I got a solution for Firefox and IE but I didn't find any solution for Google Chrome.
Is there a way to do it in Google Chrome?
I got a solution for Firefox and IE but I didn't find any solution for Google Chrome.
Is there a way to do it in Google Chrome?
I know it's a really old post... I mean like friggin 5 years now, but I just found a somewhat good solution.
Inside your protected folder, create another folder, let's call it "logout". Place the same .htaccess file in here as you have in your protected folder, except with a small modification. instead of:
Require valid-user
now write:
Require user EXIT
And make sure, you don't have a user named exit! :D
In your protected area, your logout link or button or whatever, should redirect the user to this address: example.com/protectedFolder/logout
The browsers usually are able to keep only one user logged in from one site name or realm name... the sign in attempt for the user Exit will overwrite everything, thus the originally logged in user, would have to log in again to the protected area.
But as always, I might be wrong, and you should still close all your browser window, and restart the computer if you want to be sure! :) Also, it wouldn't hurt, if you would tell your users what is going to happen, when they hit logout!

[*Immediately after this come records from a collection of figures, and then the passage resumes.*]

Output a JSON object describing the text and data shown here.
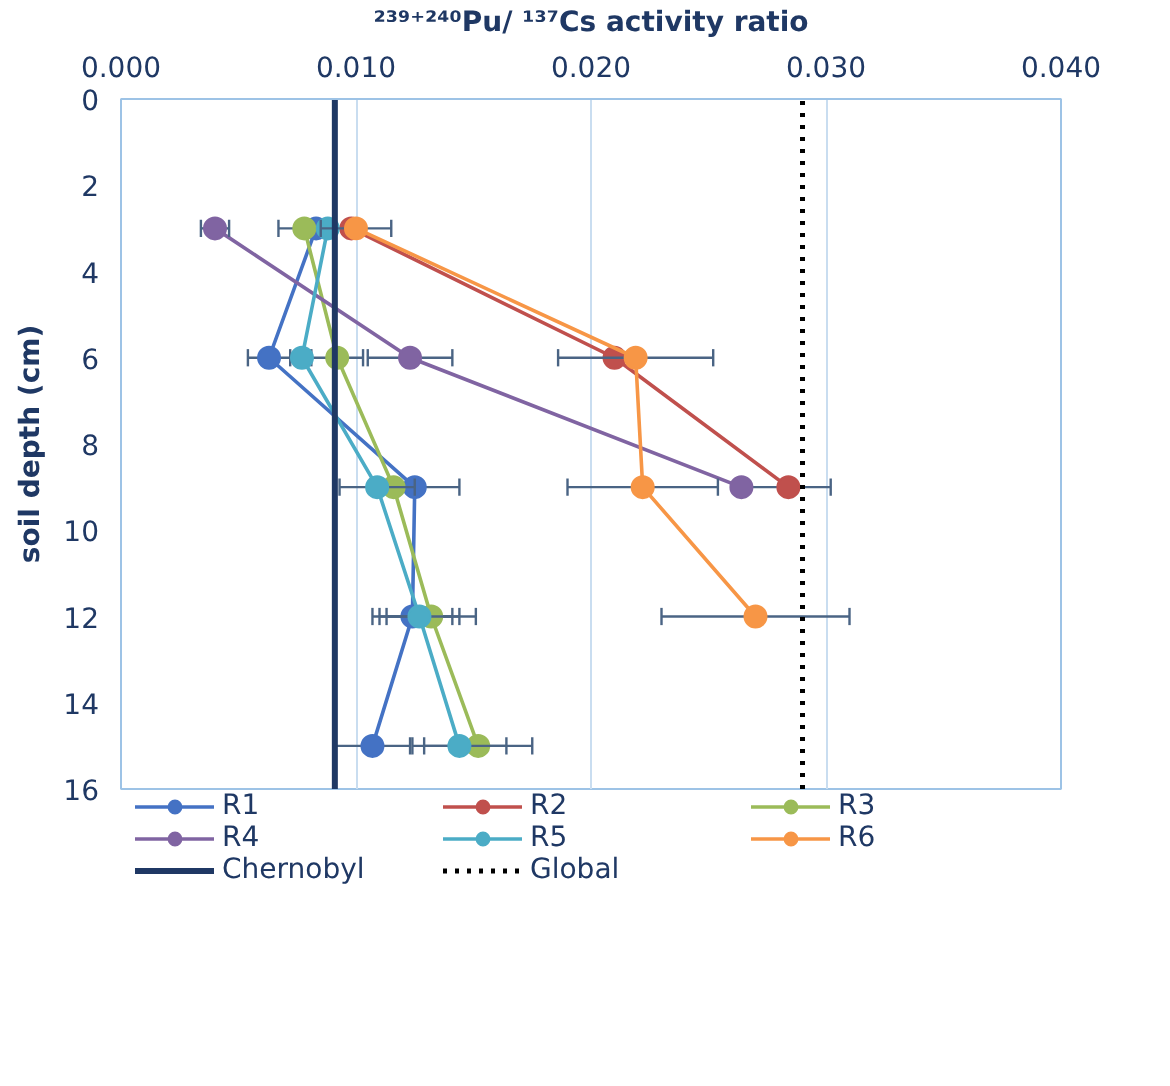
{
  "chart_data": {
    "type": "line",
    "xlabel": "²³⁹⁺²⁴⁰Pu/ ¹³⁷Cs activity ratio",
    "ylabel": "soil depth (cm)",
    "xlim": [
      0,
      0.04
    ],
    "xticks": [
      {
        "value": 0,
        "label": "0.000"
      },
      {
        "value": 0.01,
        "label": "0.010"
      },
      {
        "value": 0.02,
        "label": "0.020"
      },
      {
        "value": 0.03,
        "label": "0.030"
      },
      {
        "value": 0.04,
        "label": "0.040"
      }
    ],
    "ylim": [
      16,
      0
    ],
    "yticks": [
      0,
      2,
      4,
      6,
      8,
      10,
      12,
      14,
      16
    ],
    "grid": "x",
    "legend": "bottom",
    "marker": "circle",
    "series": [
      {
        "name": "R1",
        "color": "#4472c4",
        "x": [
          0.0083,
          0.0063,
          0.0125,
          0.0124,
          0.0107
        ],
        "values": [
          3,
          6,
          9,
          12,
          15
        ],
        "xerrors": [
          null,
          0.0009,
          0.0019,
          0.0017,
          0.0016
        ]
      },
      {
        "name": "R2",
        "color": "#c0504d",
        "x": [
          0.0098,
          0.021,
          0.0284
        ],
        "values": [
          3,
          6,
          9
        ],
        "xerrors": [
          null,
          null,
          0.0018
        ]
      },
      {
        "name": "R3",
        "color": "#9bbb59",
        "x": [
          0.0078,
          0.0092,
          0.0116,
          0.0132,
          0.0152
        ],
        "values": [
          3,
          6,
          9,
          12,
          15
        ],
        "xerrors": [
          0.0011,
          0.0011,
          null,
          0.0019,
          0.0023
        ]
      },
      {
        "name": "R4",
        "color": "#8064a2",
        "x": [
          0.004,
          0.0123,
          0.0264
        ],
        "values": [
          3,
          6,
          9
        ],
        "xerrors": [
          0.0006,
          0.0018,
          null
        ]
      },
      {
        "name": "R5",
        "color": "#4bacc6",
        "x": [
          0.0088,
          0.0077,
          0.0109,
          0.0127,
          0.0144
        ],
        "values": [
          3,
          6,
          9,
          12,
          15
        ],
        "xerrors": [
          null,
          null,
          0.0016,
          0.0017,
          0.002
        ]
      },
      {
        "name": "R6",
        "color": "#f79646",
        "x": [
          0.01,
          0.0219,
          0.0222,
          0.027
        ],
        "values": [
          3,
          6,
          9,
          12
        ],
        "xerrors": [
          0.0015,
          0.0033,
          0.0032,
          0.004
        ]
      }
    ],
    "ref_lines": [
      {
        "axis": "x",
        "value": 0.0091,
        "label": "Chernobyl",
        "color": "#1f3864",
        "line_style": "solid"
      },
      {
        "axis": "x",
        "value": 0.029,
        "label": "Global",
        "color": "#000000",
        "line_style": "dotted"
      }
    ]
  }
}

I have tested this in chrome and in internet explorer 11.(will not work in edge, and maybe others neither) The solution was found here: https://www.mavensecurity.com/media/BasicAuthLogOut.pdf
You can't logout a HTTP authenticated session other then closing the browser window. Also see the accepted answer on this question for an extensive explanation.
I have put together the following article which explains how I have managed to achieve this in Chrome. I hope this helps. https://www.hattonwebsolutions.co.uk/articles/how_to_logout_of_http_sessions
In short - you create a sub folder (as per Gyula's answer) but then send an ajax request to the page (which fails) and then trigger a timeout redirect to the logged out page. This avoids having a secondary popup in the logout folder requesting another username (which would confuse users). My article uses Jquery but it should be possible to avoid this.